To summarize, we observed that in patients with varicocele there was a reduction in the percentage of sperm bound to hyaluronic acid, indicating decreasing sperm hyaluronidases, which could be associated with a diminution of the ability to penetrate the cumulus and perform fertilization. Additionally, we found a positive correlation between HBA results and NAG levels and a negative correlation between HBA results and SCD, indicating an association between reduced hyaluronidase with an increase in DNA fragmentation (r = −0.30), as shown in a previous report ; however, this correlation was much lower than that observed between HOST results and SCD (r = −0.64). As in a previous report we found a positive correlation between HBA and semen quality .

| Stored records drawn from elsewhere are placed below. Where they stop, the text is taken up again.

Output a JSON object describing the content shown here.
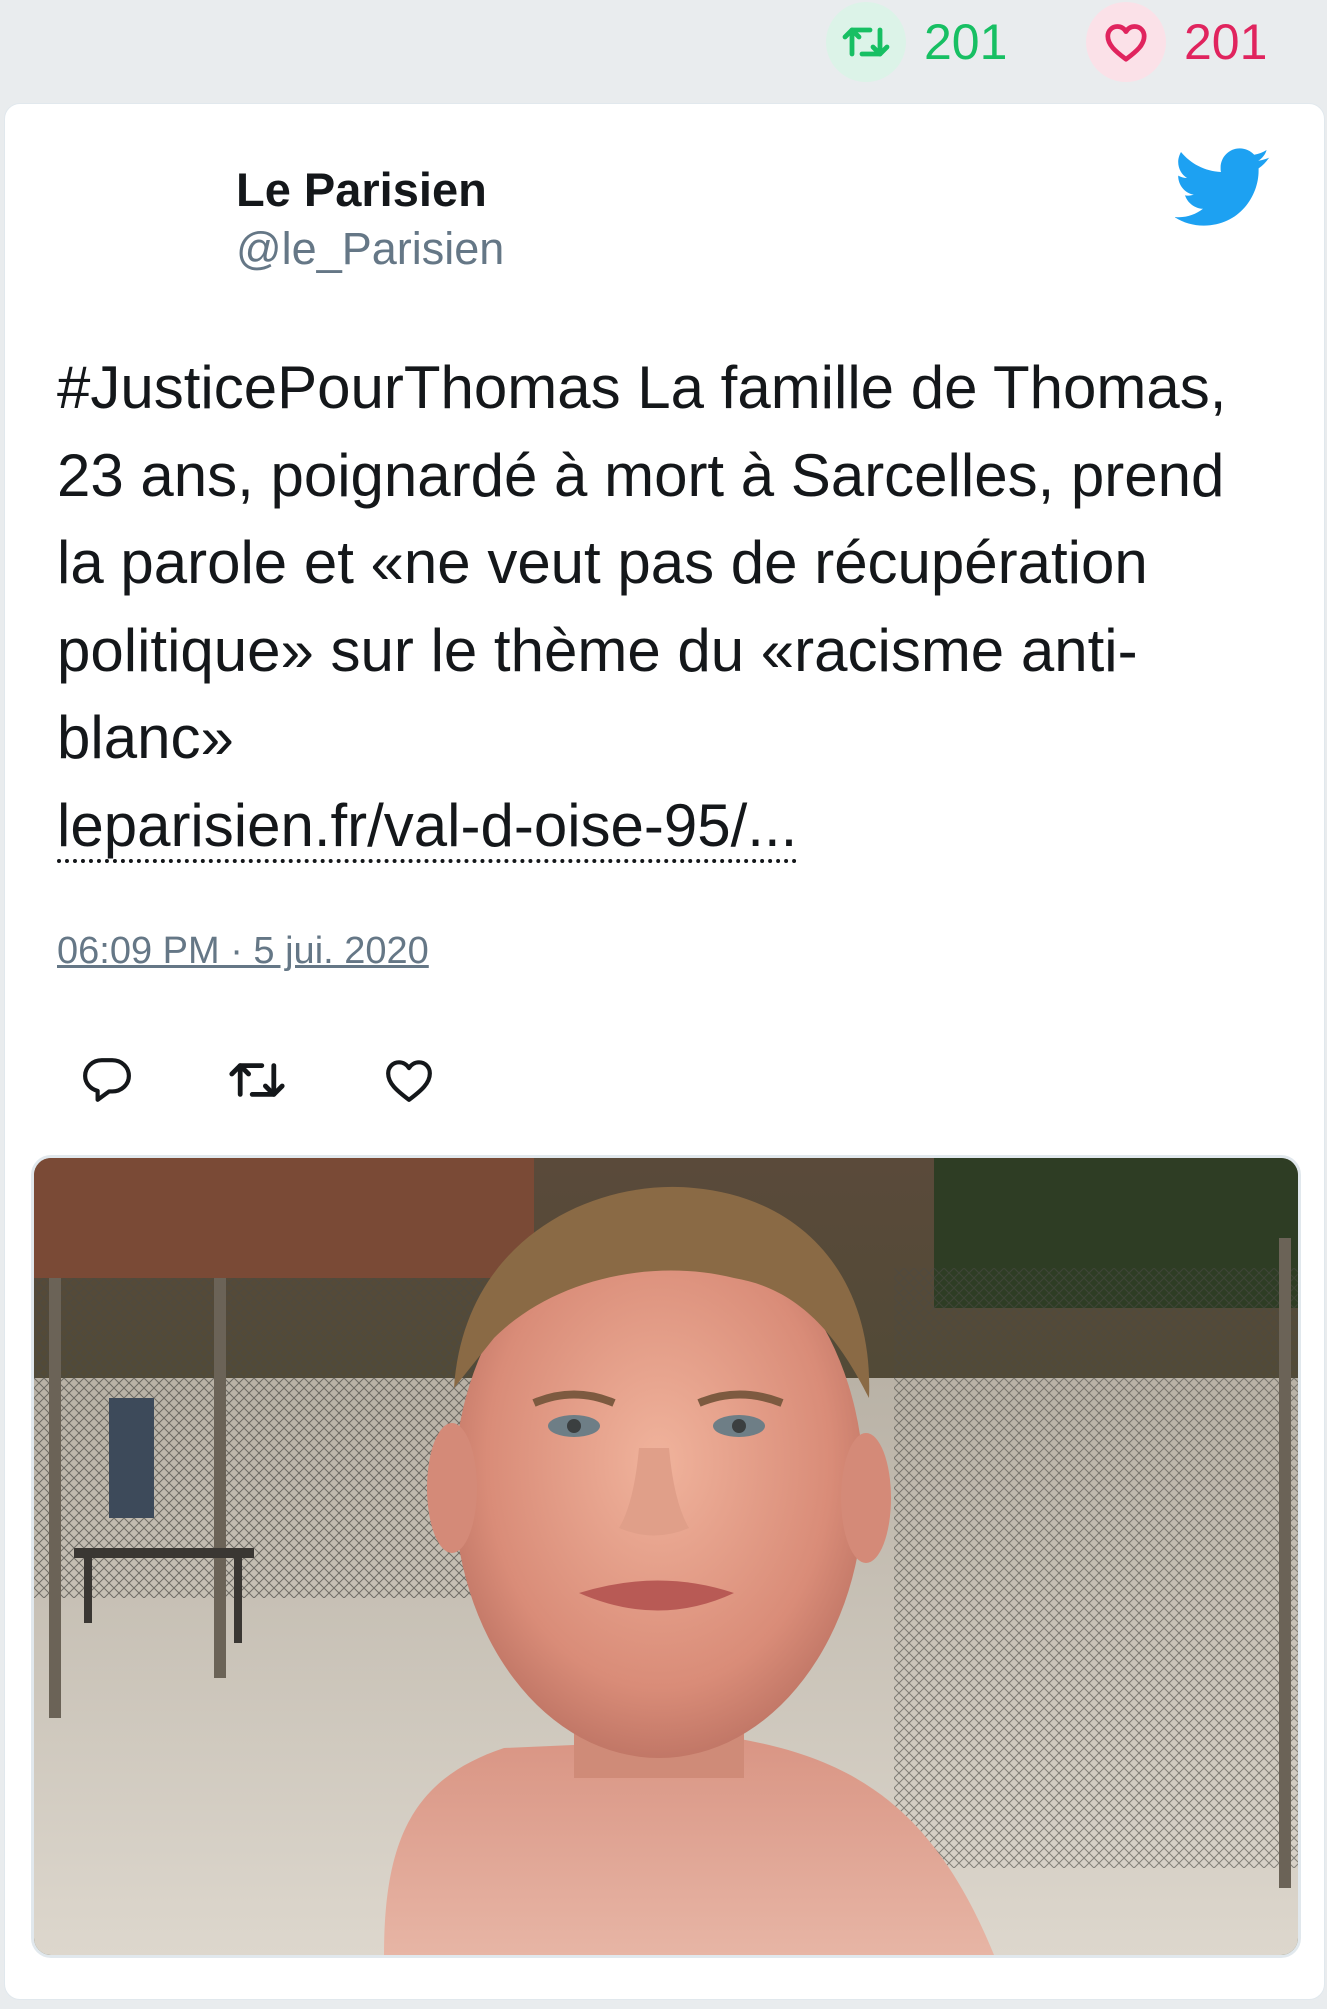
{
  "stats": {
    "retweet_count": "201",
    "like_count": "201",
    "retweet_color": "#17bf63",
    "like_color": "#e0245e"
  },
  "tweet": {
    "author_name": "Le Parisien",
    "author_handle": "@le_Parisien",
    "text": "#JusticePourThomas La famille de Thomas, 23 ans, poignardé à mort à Sarcelles, prend la parole et «ne veut pas de récupération politique» sur le thème du «racisme anti-blanc»",
    "link_text": "leparisien.fr/val-d-oise-95/...",
    "timestamp": "06:09 PM · 5 jui. 2020",
    "brand_color": "#1da1f2"
  },
  "icons": {
    "top_retweet": "retweet-icon",
    "top_like": "heart-icon",
    "logo": "twitter-bird-icon",
    "reply": "reply-icon",
    "retweet": "retweet-icon",
    "like": "heart-icon"
  }
}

We concluded that men with varicocele have lower levels of NAG activity in the semen as well as a reduction of sperm binding to hyaluronic acid, whereas DNA fragmentation levels were much higher. Additionally, we observed a strong correlation between lower levels of NAG and greater DNA fragmentation and a positive correlation between NAG and HBA results of lower magnitude. These results indicate that varicocele may compromise not only the testis but also the epididymis, causing a reduction in seminal quality measures and impaired quality of the sperm membrane and nucleus.